Currently, in a simplified form, the utility determines the infrastructure, maintenance and operational costs to generate electricity, and the state regulatory board allows them to set rates for their customers based on those costs. That means the costs of developing infrastructure to support EV charging could be added to ratepayer costs for consumer and commercial services if approved by regulatory boards. Industry marketers and retailers, on the other hand, must risk their own resources with no guaranteed return.

 

Making Charging Pay Off

“There’s a long on-ramp to profitability with respect to EV charging, but that’s fine,” said David Fialkov, NATSO’s executive vice president of government affairs. “It’s not uncommon for marketers to make investments with an expectation that they won’t start making money on them for a while down the road. That has been a problem, but the lack of a viable business model that they can have confidence will result in a return on their investment is the primary hurdle.”

Giving the utility sector a leg up on developing the new market, including the retail environment, only adds to that uncertainty and makes the hurdle that much higher.

“Assume you’ve got the vehicles consumers actually embrace, and they are comfortable with EV charging,” Anderson said. “The reality is there are still impediments for investing in EV charging, and that’s where we’ve been working. You need to be able to charge for charging and not be regulated like a utility. You need to make sure there’s an even playing field with utilities and other players who want to get into the marketplace and not giving preferential treatment to one business sector over another. Then you’ve got to look at the cost of electricity, so we have a known price to pass those costs along to our customers. We don’t have that ability with electricity, particularly if we’re going to compete against a utility who also wants to get into that space.”
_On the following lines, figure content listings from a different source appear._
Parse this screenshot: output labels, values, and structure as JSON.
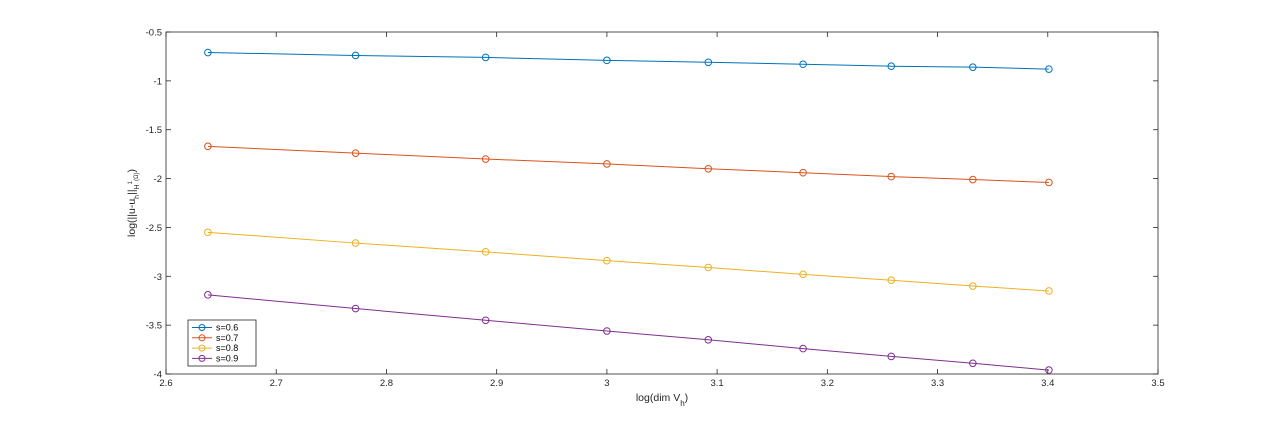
{
  "chart_data": {
    "type": "line",
    "title": "",
    "xlabel": {
      "main": "log(dim V",
      "sub": "h",
      "tail": ")"
    },
    "ylabel": {
      "pre": "log(||u-u",
      "sub": "h",
      "mid": "||",
      "sub2": "H",
      "sup": "1",
      "paren": "(Ω)",
      "tail": ")"
    },
    "xlim": [
      2.6,
      3.5
    ],
    "ylim": [
      -4,
      -0.5
    ],
    "xticks": [
      2.6,
      2.7,
      2.8,
      2.9,
      3,
      3.1,
      3.2,
      3.3,
      3.4,
      3.5
    ],
    "yticks": [
      -4,
      -3.5,
      -3,
      -2.5,
      -2,
      -1.5,
      -1,
      -0.5
    ],
    "xtick_labels": [
      "2.6",
      "2.7",
      "2.8",
      "2.9",
      "3",
      "3.1",
      "3.2",
      "3.3",
      "3.4",
      "3.5"
    ],
    "ytick_labels": [
      "-4",
      "-3.5",
      "-3",
      "-2.5",
      "-2",
      "-1.5",
      "-1",
      "-0.5"
    ],
    "grid": false,
    "legend_position": "bottom-left",
    "x": [
      2.638,
      2.772,
      2.89,
      3.0,
      3.092,
      3.178,
      3.258,
      3.332,
      3.401
    ],
    "series": [
      {
        "name": "s=0.6",
        "color": "#0072BD",
        "values": [
          -0.71,
          -0.74,
          -0.76,
          -0.79,
          -0.81,
          -0.83,
          -0.85,
          -0.86,
          -0.88
        ]
      },
      {
        "name": "s=0.7",
        "color": "#D95319",
        "values": [
          -1.67,
          -1.74,
          -1.8,
          -1.85,
          -1.9,
          -1.94,
          -1.98,
          -2.01,
          -2.04
        ]
      },
      {
        "name": "s=0.8",
        "color": "#EDB120",
        "values": [
          -2.55,
          -2.66,
          -2.75,
          -2.84,
          -2.91,
          -2.98,
          -3.04,
          -3.1,
          -3.15
        ]
      },
      {
        "name": "s=0.9",
        "color": "#7E2F8E",
        "values": [
          -3.19,
          -3.33,
          -3.45,
          -3.56,
          -3.65,
          -3.74,
          -3.82,
          -3.89,
          -3.96
        ]
      }
    ]
  }
}
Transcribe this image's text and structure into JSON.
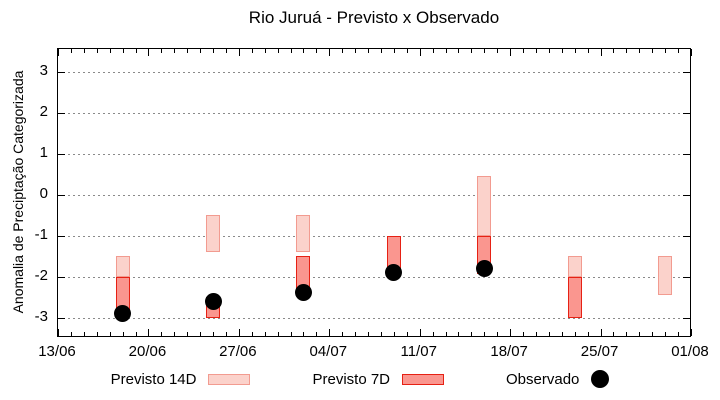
{
  "chart_data": {
    "type": "ranged-bar",
    "title": "Rio Juruá - Previsto x Observado",
    "ylabel": "Anomalia de Preciptação Categorizada",
    "xlabel": "",
    "grid": true,
    "legend_position": "bottom-center",
    "ylim": [
      -3.45,
      3.55
    ],
    "xlim_days": [
      0,
      49
    ],
    "yticks": [
      {
        "v": 3,
        "label": "3"
      },
      {
        "v": 2,
        "label": "2"
      },
      {
        "v": 1,
        "label": "1"
      },
      {
        "v": 0,
        "label": "0"
      },
      {
        "v": -1,
        "label": "-1"
      },
      {
        "v": -2,
        "label": "-2"
      },
      {
        "v": -3,
        "label": "-3"
      }
    ],
    "xticks_major": [
      {
        "day": 0,
        "label": "13/06"
      },
      {
        "day": 7,
        "label": "20/06"
      },
      {
        "day": 14,
        "label": "27/06"
      },
      {
        "day": 21,
        "label": "04/07"
      },
      {
        "day": 28,
        "label": "11/07"
      },
      {
        "day": 35,
        "label": "18/07"
      },
      {
        "day": 42,
        "label": "25/07"
      },
      {
        "day": 49,
        "label": "01/08"
      }
    ],
    "xtick_minor_step_days": 1,
    "colors": {
      "previsto14_fill": "#fbd2cb",
      "previsto14_border": "#f29b90",
      "previsto7_fill": "#fa968f",
      "previsto7_border": "#e62114",
      "observado": "#000000",
      "grid": "#8a8a8a",
      "frame": "#000000"
    },
    "legend": [
      {
        "label": "Previsto 14D",
        "swatch": "previsto14"
      },
      {
        "label": "Previsto 7D",
        "swatch": "previsto7"
      },
      {
        "label": "Observado",
        "swatch": "observado"
      }
    ],
    "series": [
      {
        "day": 5,
        "previsto14": [
          -1.5,
          -2.0
        ],
        "previsto7": [
          -2.0,
          -2.9
        ],
        "observado": -2.9
      },
      {
        "day": 12,
        "previsto14": [
          -0.5,
          -1.4
        ],
        "previsto7": [
          -2.5,
          -3.0
        ],
        "observado": -2.6
      },
      {
        "day": 19,
        "previsto14": [
          -0.5,
          -1.4
        ],
        "previsto7": [
          -1.5,
          -2.45
        ],
        "observado": -2.4
      },
      {
        "day": 26,
        "previsto14": null,
        "previsto7": [
          -1.0,
          -1.95
        ],
        "observado": -1.9
      },
      {
        "day": 33,
        "previsto14": [
          0.45,
          -1.0
        ],
        "previsto7": [
          -1.0,
          -1.95
        ],
        "observado": -1.8
      },
      {
        "day": 40,
        "previsto14": [
          -1.5,
          -2.0
        ],
        "previsto7": [
          -2.0,
          -3.0
        ],
        "observado": null
      },
      {
        "day": 47,
        "previsto14": [
          -1.5,
          -2.45
        ],
        "previsto7": null,
        "observado": null
      }
    ]
  }
}
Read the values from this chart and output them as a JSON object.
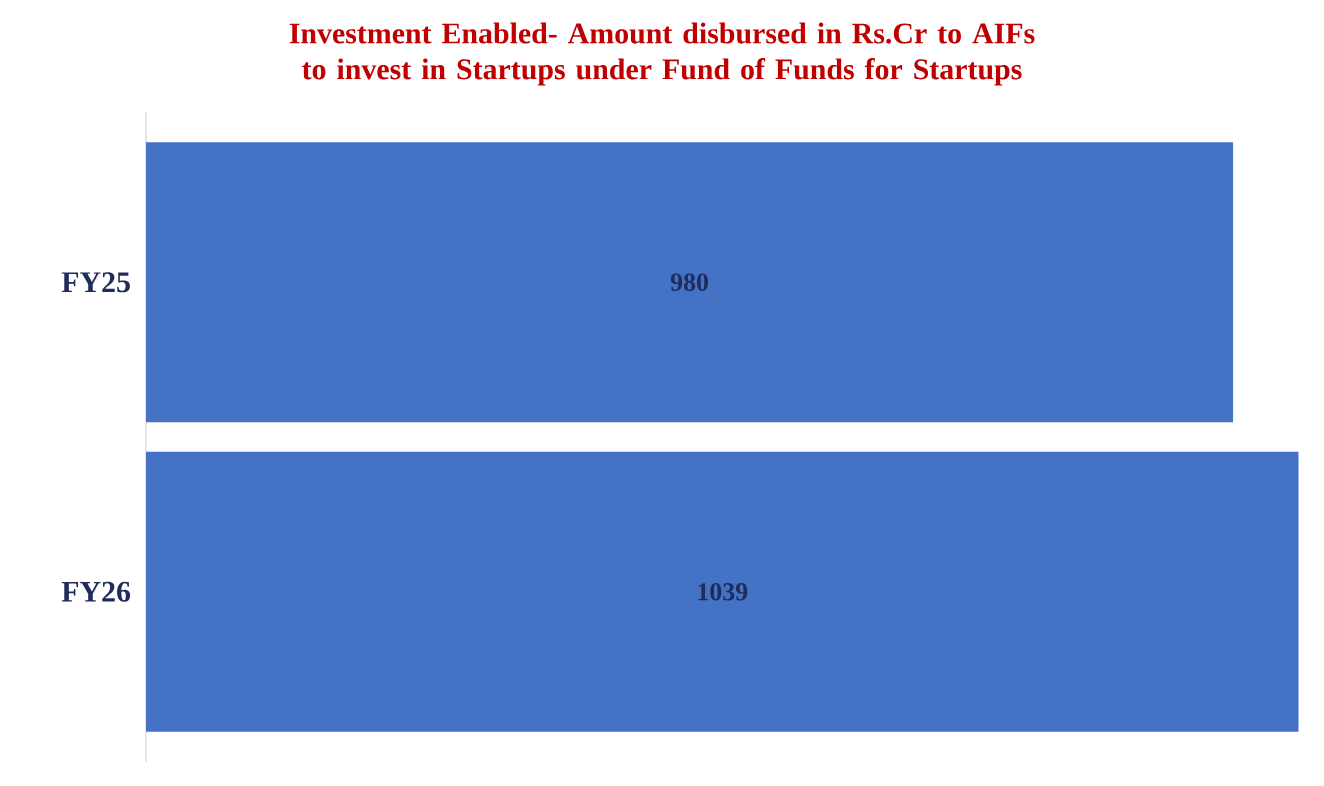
{
  "chart_data": {
    "type": "bar",
    "orientation": "horizontal",
    "title": "Investment Enabled- Amount disbursed in Rs.Cr to AIFs to invest in Startups under Fund of Funds for Startups",
    "categories": [
      "FY25",
      "FY26"
    ],
    "values": [
      980,
      1039
    ],
    "color": "#4472c4",
    "data_labels": true,
    "tick_labels": "y"
  }
}
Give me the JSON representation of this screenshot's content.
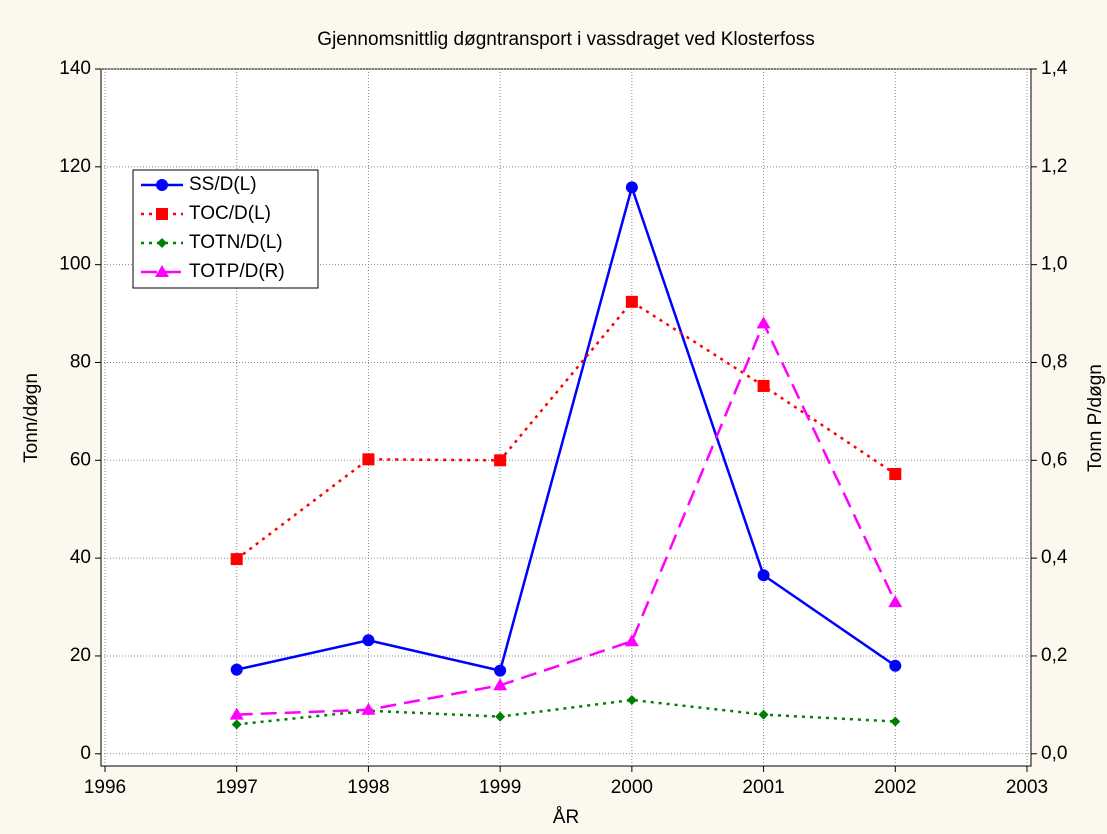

While there are industry objections to existing utility customers funding retail-focused EV developments, that does not mean that there are necessarily objections to utilities taking advantage of such opportunities to enhance the grid required to provide energy to either homes or retail sites to support electrification.

“The core competency of the utility sector is to enhance the grid and transmission capacity, distribution and storage,” said Fialkov. “The reason that utilities are regulated is because that model is the most efficient way of providing that service. They should get all the grant money they need to do that. They should be able to charge their ratepayers more money to do that. But that is fundamentally different than owning and operating a charging station and selling transportation energy to a driver.”

Obviously, ratepayers might have some thoughts on the issue if their monthly bills see a notable increase.

One thing that is becoming readily apparent is just how far the charging infrastructure needs to develop before EV drivers remotely enjoy the same certainties and conveniences associated with liquid fuel vehicles today. These are important, foundational issues concerning the players who will be providing charging at the various touchpoints from the home to a convenience store or travel plaza, and how that will impact the customer.

“The environmental community has a lot of negative things to say about gasoline and diesel,” said Fialkov. “But if you look at the markets where those products are sold, they’re extraordinarily efficient and good for keeping prices low. This is something that one would think the environmental community would be trying to harness and replicate with respect to alternative solutions. And there are ways to do that.”